Think about the different legs of your journey

If you are getting connecting flights you need to make sure that you have time to move between terminals or gates. If you need to pass security again then you need to add more time. Be realistic about how much time you actually need for each leg of your journey. Planning some extra time just in case something goes wrong.

Think what it without getting negative

Think about the what ifs that could happen on your journey. For example, what if there were no wheelchairs available? What if the lift is broken? For these things you need to build in extra time and it is also worth checking will chair access and perhaps taking a wheelchair repair kit if you are taking your own chair. When you cover all eventualities, you will have far more peace of mind.

However, as you think of these potential occurrences on your flight out don’t get negative or anxious.

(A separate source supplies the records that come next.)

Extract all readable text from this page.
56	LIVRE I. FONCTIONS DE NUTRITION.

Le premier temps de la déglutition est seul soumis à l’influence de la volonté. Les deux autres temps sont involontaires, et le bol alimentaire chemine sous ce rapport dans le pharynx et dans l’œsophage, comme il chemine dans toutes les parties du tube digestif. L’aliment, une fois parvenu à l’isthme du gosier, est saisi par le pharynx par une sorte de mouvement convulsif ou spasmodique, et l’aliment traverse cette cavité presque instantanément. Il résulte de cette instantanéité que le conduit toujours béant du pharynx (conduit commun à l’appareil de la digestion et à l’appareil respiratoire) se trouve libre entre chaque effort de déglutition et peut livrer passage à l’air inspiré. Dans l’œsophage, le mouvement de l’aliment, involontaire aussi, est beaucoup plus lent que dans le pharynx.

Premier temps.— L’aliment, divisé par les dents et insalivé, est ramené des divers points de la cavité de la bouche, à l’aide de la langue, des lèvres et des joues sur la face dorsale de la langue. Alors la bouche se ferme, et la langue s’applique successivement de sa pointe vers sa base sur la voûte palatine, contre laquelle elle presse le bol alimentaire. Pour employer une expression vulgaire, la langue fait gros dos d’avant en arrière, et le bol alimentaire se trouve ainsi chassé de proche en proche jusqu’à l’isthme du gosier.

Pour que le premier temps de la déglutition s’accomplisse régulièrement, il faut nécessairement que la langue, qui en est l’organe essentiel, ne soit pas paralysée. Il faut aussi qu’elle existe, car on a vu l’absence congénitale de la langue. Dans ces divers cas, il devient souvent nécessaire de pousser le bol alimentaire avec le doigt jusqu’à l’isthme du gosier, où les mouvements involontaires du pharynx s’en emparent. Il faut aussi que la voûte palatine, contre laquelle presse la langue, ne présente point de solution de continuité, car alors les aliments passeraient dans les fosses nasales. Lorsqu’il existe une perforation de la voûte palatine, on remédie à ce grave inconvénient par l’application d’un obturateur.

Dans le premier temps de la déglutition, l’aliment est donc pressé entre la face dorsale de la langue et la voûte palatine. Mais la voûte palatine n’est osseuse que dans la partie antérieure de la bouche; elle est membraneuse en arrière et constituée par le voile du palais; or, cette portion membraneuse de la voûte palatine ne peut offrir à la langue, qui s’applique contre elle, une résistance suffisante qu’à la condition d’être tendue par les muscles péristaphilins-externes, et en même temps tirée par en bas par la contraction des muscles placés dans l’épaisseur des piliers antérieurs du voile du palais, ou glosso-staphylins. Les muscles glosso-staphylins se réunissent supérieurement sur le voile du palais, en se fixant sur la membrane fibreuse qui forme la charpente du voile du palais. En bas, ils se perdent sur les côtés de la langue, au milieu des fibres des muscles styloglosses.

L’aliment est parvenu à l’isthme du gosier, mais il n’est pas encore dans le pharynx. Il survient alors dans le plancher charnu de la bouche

Make it a game rather than making it predictive gloom.

Plan your parking

Airports have lots of different airport parking options. If you are taking a car then make sure you are parked in a place that you can easily access the airport. You don’t want to be on a packed bus, or having to jump on a shuttle if at all avoidable. Phone the airlines that you are travelling to and find out what the best options are. If you are getting a rental car to make sure you have to travel a long way through the airport to organise the car and then a long way to pick it up. Many rental companies will be amenable to the idea of arranging things directly and then processing at your car.

Travelling with a disability can be anxiety producing. You have to make sure that you do everything you can to give yourself peace of mind and then take a positive approach to the journey. Get your mindset ready to deal with any challenges that may arise, and understand that at the end of the journey you have your destination, where, hopefully you have some time to relax.